The Coordinated Control of Metabolic Pathways by Broad-Specificity Protein Kinases and Phosphatases

Abstract

This chapter presents some research conducted on the coordinated control of metabolic pathways by broad-specificity protein kinases and phosphatases. The reversible phosphorylation of enzymes is a principal mechanism in the control of almost all metabolic pathways, and in mammalian cells, it may be almost as common as allosteric regulation. Different metabolic pathways may be regulated by the same protein kinases and phosphatases. Cyclic AMP-dependent protein kinase is the second messenger for a large number of hormones and other extracellular signals, which transmit information from plasma membrane receptors to the interior of the cell. Many extracellular signals regulate intracellular events by initiating a transient rise in the cytosolic concentration of Ca 2+ . The Ca 2+ -calmodulin complex is capable of modulating the level of cyclic AMP and activity of cyclic AMP-dependent protein kinase in cells that contain these calmodulin-regulated enzymes.
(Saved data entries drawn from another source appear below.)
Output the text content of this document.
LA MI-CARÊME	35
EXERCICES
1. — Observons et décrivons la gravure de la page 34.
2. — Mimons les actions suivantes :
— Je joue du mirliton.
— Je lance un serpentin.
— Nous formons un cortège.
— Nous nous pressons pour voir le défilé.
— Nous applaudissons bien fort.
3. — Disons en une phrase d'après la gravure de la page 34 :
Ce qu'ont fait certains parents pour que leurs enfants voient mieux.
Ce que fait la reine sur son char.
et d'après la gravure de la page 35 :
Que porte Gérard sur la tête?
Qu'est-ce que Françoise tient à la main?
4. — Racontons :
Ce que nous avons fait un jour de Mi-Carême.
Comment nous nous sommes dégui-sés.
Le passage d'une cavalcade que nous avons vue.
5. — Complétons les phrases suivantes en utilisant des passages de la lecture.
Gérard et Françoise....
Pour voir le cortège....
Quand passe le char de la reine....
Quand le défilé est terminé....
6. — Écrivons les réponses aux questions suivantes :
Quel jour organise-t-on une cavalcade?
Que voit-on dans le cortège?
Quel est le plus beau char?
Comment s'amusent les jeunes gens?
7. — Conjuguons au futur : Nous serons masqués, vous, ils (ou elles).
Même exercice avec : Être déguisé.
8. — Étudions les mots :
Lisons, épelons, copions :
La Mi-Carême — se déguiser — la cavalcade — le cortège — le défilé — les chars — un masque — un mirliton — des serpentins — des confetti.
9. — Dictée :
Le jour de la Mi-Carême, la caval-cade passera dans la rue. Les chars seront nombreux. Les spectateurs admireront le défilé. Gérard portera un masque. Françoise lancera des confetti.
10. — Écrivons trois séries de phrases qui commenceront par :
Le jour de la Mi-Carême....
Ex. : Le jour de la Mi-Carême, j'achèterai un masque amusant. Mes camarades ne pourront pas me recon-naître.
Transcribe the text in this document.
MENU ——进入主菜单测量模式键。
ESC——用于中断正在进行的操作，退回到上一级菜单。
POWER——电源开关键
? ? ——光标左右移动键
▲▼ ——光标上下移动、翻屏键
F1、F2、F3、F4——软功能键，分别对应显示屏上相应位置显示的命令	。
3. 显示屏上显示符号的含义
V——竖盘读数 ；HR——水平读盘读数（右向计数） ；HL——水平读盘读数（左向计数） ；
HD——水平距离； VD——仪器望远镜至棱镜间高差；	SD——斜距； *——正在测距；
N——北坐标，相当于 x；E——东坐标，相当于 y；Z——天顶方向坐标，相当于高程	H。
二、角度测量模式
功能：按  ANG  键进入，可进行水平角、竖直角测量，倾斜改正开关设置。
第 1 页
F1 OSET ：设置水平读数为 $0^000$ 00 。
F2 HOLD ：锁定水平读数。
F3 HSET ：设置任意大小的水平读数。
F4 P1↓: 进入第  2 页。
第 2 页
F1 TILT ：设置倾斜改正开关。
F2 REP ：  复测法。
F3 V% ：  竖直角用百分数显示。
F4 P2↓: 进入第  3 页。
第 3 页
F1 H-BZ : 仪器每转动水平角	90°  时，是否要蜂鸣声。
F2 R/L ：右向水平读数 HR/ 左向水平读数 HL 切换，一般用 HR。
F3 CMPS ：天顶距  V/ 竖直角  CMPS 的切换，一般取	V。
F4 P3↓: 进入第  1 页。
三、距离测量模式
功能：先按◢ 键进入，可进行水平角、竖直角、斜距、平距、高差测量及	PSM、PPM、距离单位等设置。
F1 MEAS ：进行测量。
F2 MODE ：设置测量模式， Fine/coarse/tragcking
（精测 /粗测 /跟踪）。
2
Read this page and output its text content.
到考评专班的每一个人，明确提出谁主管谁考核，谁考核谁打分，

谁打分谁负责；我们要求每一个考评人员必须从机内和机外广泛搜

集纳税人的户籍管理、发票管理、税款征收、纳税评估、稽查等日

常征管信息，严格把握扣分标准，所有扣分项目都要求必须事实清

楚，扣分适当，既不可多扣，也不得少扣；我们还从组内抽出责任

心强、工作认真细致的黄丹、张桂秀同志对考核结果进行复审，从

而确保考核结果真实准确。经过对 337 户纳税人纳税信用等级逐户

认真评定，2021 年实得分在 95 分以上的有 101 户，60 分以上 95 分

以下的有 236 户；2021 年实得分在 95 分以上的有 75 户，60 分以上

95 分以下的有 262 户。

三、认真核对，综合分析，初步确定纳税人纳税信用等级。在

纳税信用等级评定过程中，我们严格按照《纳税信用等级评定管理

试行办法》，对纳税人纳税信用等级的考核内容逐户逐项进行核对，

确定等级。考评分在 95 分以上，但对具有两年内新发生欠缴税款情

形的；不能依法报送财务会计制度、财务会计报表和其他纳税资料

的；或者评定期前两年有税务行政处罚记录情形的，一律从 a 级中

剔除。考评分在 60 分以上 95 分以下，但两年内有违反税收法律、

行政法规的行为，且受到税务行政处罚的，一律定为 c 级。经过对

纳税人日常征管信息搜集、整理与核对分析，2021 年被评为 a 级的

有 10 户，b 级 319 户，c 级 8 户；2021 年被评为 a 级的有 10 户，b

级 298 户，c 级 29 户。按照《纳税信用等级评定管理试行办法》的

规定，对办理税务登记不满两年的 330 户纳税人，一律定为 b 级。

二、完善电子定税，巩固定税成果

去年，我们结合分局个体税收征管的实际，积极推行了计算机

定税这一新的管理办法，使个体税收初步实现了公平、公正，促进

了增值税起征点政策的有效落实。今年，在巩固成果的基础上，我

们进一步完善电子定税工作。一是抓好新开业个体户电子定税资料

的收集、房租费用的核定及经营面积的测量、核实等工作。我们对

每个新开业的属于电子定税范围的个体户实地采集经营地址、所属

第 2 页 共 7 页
Protein phosphatases present in the cytoplasm of mammalian cells have been classified into two types. In the first type, the protein phosphatases are inhibited by nanomolar concentrations of two thermostable proteins, termed inhibitor 1 and inhibitor 2, and dephosphorylate the subunit of phosphorylase kinase preferentially. In the second type, the protein phosphatases are unaffected by inhibitors 1 and 2 and dephosphorylate the β subunit of phosphorylase kinase preferentially.